The Tomb Group of Asitana is located near Asitana Town, 40 kilometers southeast of Turpan City, the Xinjiang Uygur Autonomous Region. Asitana means capital city in the Uygur language. The tomb yard served as a public cemetery for Gaochang City residents from the Western Jin Dynasty (265-316) to the Tang Dynasty (618-907). The tomb group covers a land area of some 10 square kilometers, five kilometers long from east to west and two kilometers wide from south to north. The tomb group's location area is dry, with water located 20 meters below the land's surface. Since the coffin chambers are situated three to five meters below ground level, most of the objects and corpses found in the tombs were kept intact.
Thirteen excavations have been conducted since 1959 where 400 tombs from the Western Jin Dynasty to the Dali Period of the Tang Dynasty have been cleared, containing thousands of valuable antiques. Based on the findings, archeologists began to study the unearthed fabrics, written records and history of the tombs.

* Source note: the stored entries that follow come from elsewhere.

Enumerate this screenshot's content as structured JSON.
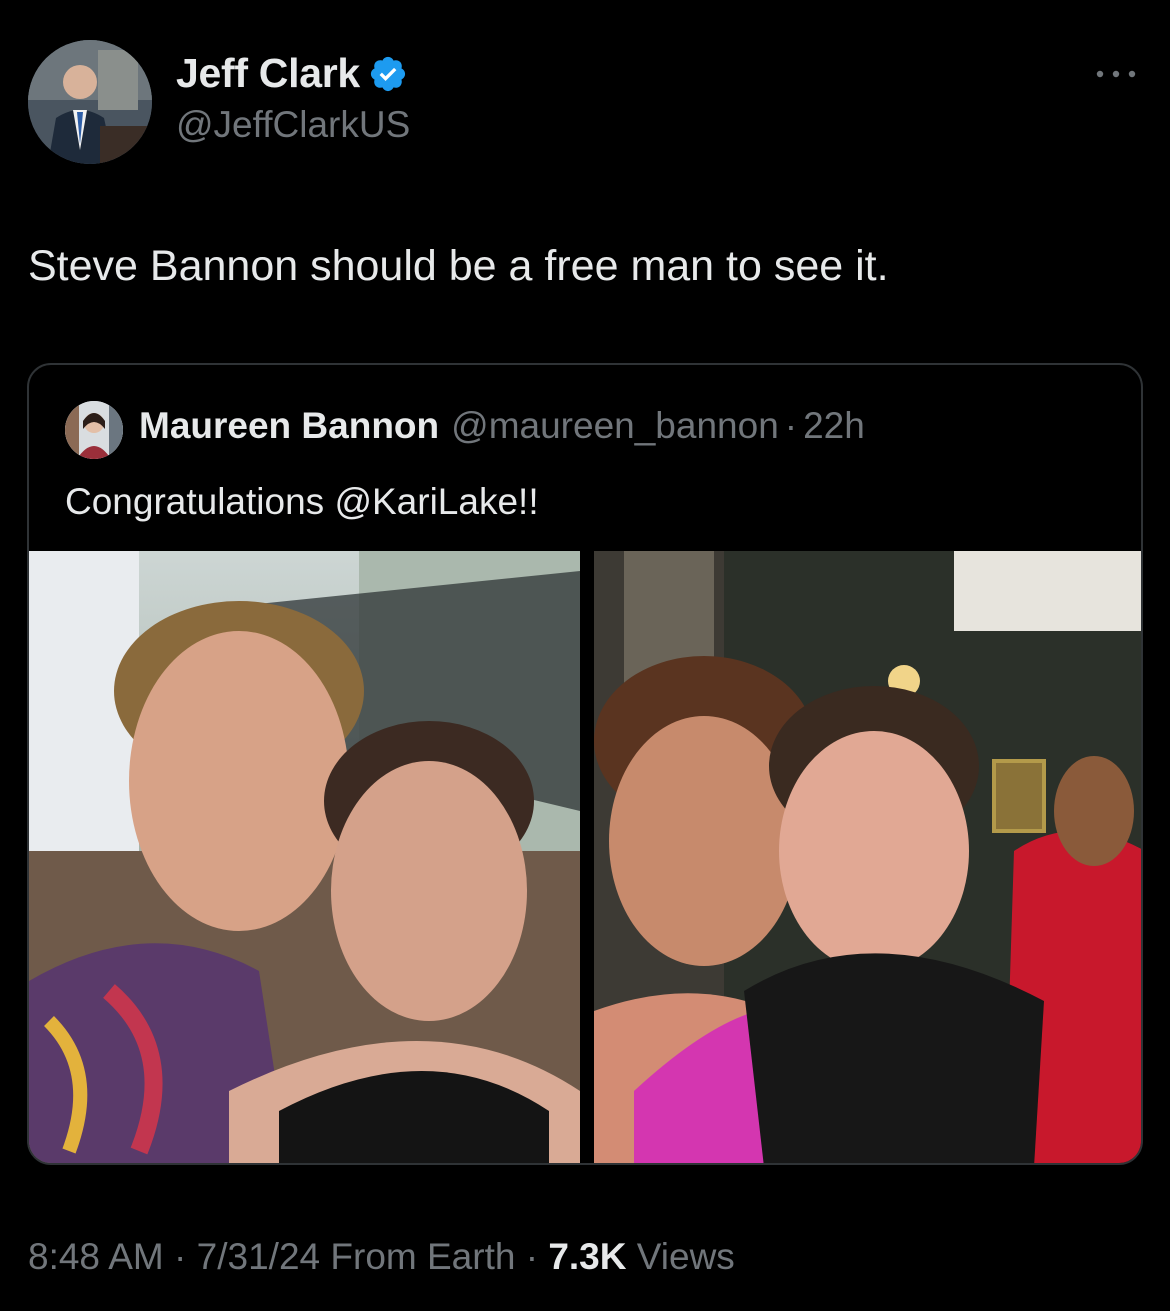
{
  "author": {
    "display_name": "Jeff Clark",
    "handle": "@JeffClarkUS",
    "verified": true,
    "verified_color": "#1d9bf0"
  },
  "tweet": {
    "text": "Steve Bannon should be a free man to see it."
  },
  "quoted_tweet": {
    "display_name": "Maureen Bannon",
    "handle": "@maureen_bannon",
    "separator": "·",
    "time": "22h",
    "text": "Congratulations @KariLake!!",
    "photo_count": 2
  },
  "meta": {
    "time": "8:48 AM",
    "date": "7/31/24",
    "source": "From Earth",
    "separator": "·",
    "views_count": "7.3K",
    "views_label": "Views"
  },
  "icons": {
    "more": "more-horizontal-icon",
    "verified": "verified-badge-icon"
  }
}
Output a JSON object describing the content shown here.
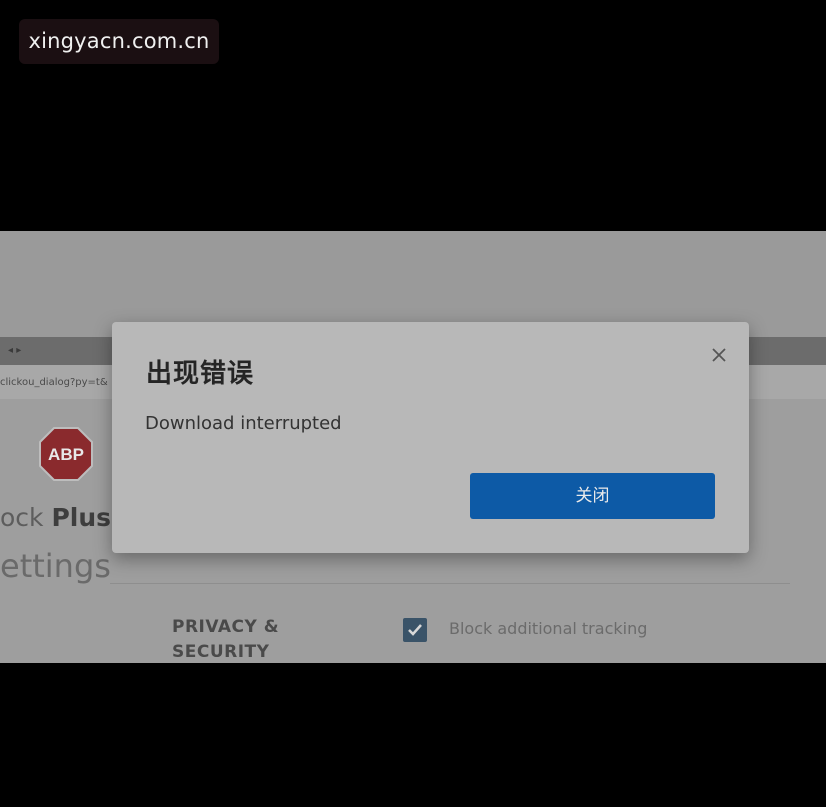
{
  "watermark": {
    "text": "xingyacn.com.cn"
  },
  "background_page": {
    "address_fragment": "clickou_dialog?py=t&",
    "logo_text": "ABP",
    "title_partial": "ock",
    "title_bold": "Plus",
    "settings_partial": "ettings",
    "section_label_line1": "PRIVACY &",
    "section_label_line2": "SECURITY",
    "checkbox_label": "Block additional tracking",
    "checkbox_checked": true
  },
  "dialog": {
    "title": "出现错误",
    "message": "Download interrupted",
    "close_button_label": "关闭",
    "close_icon": "close-icon"
  },
  "colors": {
    "accent": "#0d5aa6",
    "abp_red": "#b01e24",
    "overlay_bg": "#000000"
  }
}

Over 2,000 legible historical records were unearthed. Most of the records documented public affairs and included contracts of employment, commerce, loans and borrowing, accounting, government records of crimes and accusations, medical prescriptions and personal letters. These ancient records have been straightened up according to chronology and edited into a book,Unearthed Records of Turpan.
Over 1,000 silk fabrics, woolens, cotton and linen were unearthed, including the brocade, gauze, satin and embroidered materials with bright colors and fashionable designs. The fabrics mainly originated from the Central Plain area in China, and some were produced in Persia and Xinjiang. They are considered valuable specimens for the study of China's history and the development of the textile industry in ancient Xinjiang.
Paintings of various forms were also discovered, such as paintings on walls, paper, silk and linen that focused mainly on human figures, flowers, birds and the sky. Fine art treasures such as clay statues, wooden containers and colored pottery pots with unique characters were also discovered. Hundreds of thousand-year-old corpses serve as specimens for the study of races and national character of Xinjiang residents.
The earliest-written chronological record found was inscribed on wooden slips in 273; the latest dates back to 778. The relics demonstrate that the tomb group is from the third to the eighth centuries. Records from the tombs -- mainly written in Chinese characters -- including the many names of ethnic minorities suggest the tomb's occupants were mainly from the Han people, including a few others from ethnic minorities.